Concern about his autocratic style has been fuelled by his intention to boost the powers of the presidency if he is elected, a plan he reiterated late on Monday.
Police conducted raids in 22 provinces, and officers involved in a separate government corruption probe which emerged in December and led to the departure of four ministers were among those detained, Turkish media reported.
The officers were accused of making up an investigation into an alleged terrorist group named ‘selam-tevhid’ as a pretence to tap the phones of Erdogan, ministers and the head of the national intelligence agency.
“The order was given for the capture and detention of 76 police officers who were investigating the group named selam-tevhid but whose actual aims were spying,” Istanbul chief prosecutor Hadi Salihoglu said in a written statement.
He said the ‘selam-tevhid’ case, targeting 251 people, had been dismissed due to a lack of evidence after a three-year investigation during which 2,280 people were wire-tapped.
Fifty-two of the 76 officers have so far been detained, and Turkish media published photos of former anti-terror police chiefs being led away in handcuffs by their colleagues.
“We handed ourselves in and they handcuffed us behind our backs. It’s completely political,” former Istanbul anti-terror police chief Yurt Atayun was quoted as saying by CNN Turk as he was detained.
The order was also given for the arrest of another 39 suspects, of whom 15 have so far been detained, over the wiretapping of around 250 people, including deputies, judges, journalists and senior bureaucrats, allegedly on the grounds of being members of an illegal group, the statement said.
It did not specify whether this was the same ‘selam-tevhid’ group.

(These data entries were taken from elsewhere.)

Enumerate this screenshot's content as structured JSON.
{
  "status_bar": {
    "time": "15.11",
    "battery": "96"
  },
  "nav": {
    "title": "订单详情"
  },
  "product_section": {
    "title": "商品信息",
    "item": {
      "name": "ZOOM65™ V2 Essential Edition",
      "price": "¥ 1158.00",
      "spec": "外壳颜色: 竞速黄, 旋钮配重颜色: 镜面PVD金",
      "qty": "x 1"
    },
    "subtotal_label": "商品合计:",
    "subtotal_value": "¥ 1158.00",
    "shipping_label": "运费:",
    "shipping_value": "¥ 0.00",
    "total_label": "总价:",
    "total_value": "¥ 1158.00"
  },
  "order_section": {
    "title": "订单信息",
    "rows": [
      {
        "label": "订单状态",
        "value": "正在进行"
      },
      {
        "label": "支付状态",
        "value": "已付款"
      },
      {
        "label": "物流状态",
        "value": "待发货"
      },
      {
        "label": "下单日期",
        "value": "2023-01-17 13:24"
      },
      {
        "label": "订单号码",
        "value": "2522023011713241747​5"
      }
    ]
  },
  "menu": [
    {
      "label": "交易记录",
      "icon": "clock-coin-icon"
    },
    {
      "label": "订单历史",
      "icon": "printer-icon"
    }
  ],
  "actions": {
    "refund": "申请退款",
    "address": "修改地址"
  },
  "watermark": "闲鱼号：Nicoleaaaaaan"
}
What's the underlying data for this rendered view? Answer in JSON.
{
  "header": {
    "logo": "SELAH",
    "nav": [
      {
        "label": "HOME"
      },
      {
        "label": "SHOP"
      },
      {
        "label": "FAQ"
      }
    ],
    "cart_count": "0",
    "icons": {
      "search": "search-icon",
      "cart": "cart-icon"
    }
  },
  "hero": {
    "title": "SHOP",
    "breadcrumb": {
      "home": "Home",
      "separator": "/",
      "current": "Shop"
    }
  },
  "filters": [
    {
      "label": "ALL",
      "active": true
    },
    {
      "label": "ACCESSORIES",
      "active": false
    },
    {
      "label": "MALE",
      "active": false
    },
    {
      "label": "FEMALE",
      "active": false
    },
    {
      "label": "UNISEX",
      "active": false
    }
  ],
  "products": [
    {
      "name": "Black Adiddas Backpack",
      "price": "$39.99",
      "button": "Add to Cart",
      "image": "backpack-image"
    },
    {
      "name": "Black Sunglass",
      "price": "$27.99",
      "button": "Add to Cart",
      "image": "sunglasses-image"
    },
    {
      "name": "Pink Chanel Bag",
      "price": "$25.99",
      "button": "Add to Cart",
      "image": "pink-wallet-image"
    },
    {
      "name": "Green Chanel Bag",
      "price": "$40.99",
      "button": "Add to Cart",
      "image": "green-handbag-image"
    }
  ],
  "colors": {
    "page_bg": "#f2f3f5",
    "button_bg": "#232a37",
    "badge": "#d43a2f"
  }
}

Turkish media described the police raids as targeting a “parallel structure” within the state, a term coined by Erdogan to describe members of the police, judiciary and other institutions loyal to U.S.-based Islamic cleric Fethullah Gulen, whom he accuses of being behind a plot to oust him.
The investigation looked set to widen, according to comments from Erdogan, who spoke briefly to reporters in parliament about the arrests and said the government was monitoring the case.
One reporter said the operation was being characterised as a “cleansing of the parallel structure” and asked if it could spread to other areas.
“That’s how it looks. Of course,” Erdogan replied.
Erdogan accuses Gulen’s Hizmet (“Service”) network of concocting the scandal by illegally tapping thousands of phones and leaking manipulated recordings on social media.
His aides had made clear the fight against Hizmet would continue in the run-up to the Aug. 10 election, the first direct vote for the presidency, for which Erdogan is the clear front-runner.
Thousands of police officers and hundreds of judges and prosecutors have already been reassigned and senior officials in state institutions dismissed since the investigation, in what is seen as a government drive to wipe out Gulen’s influence.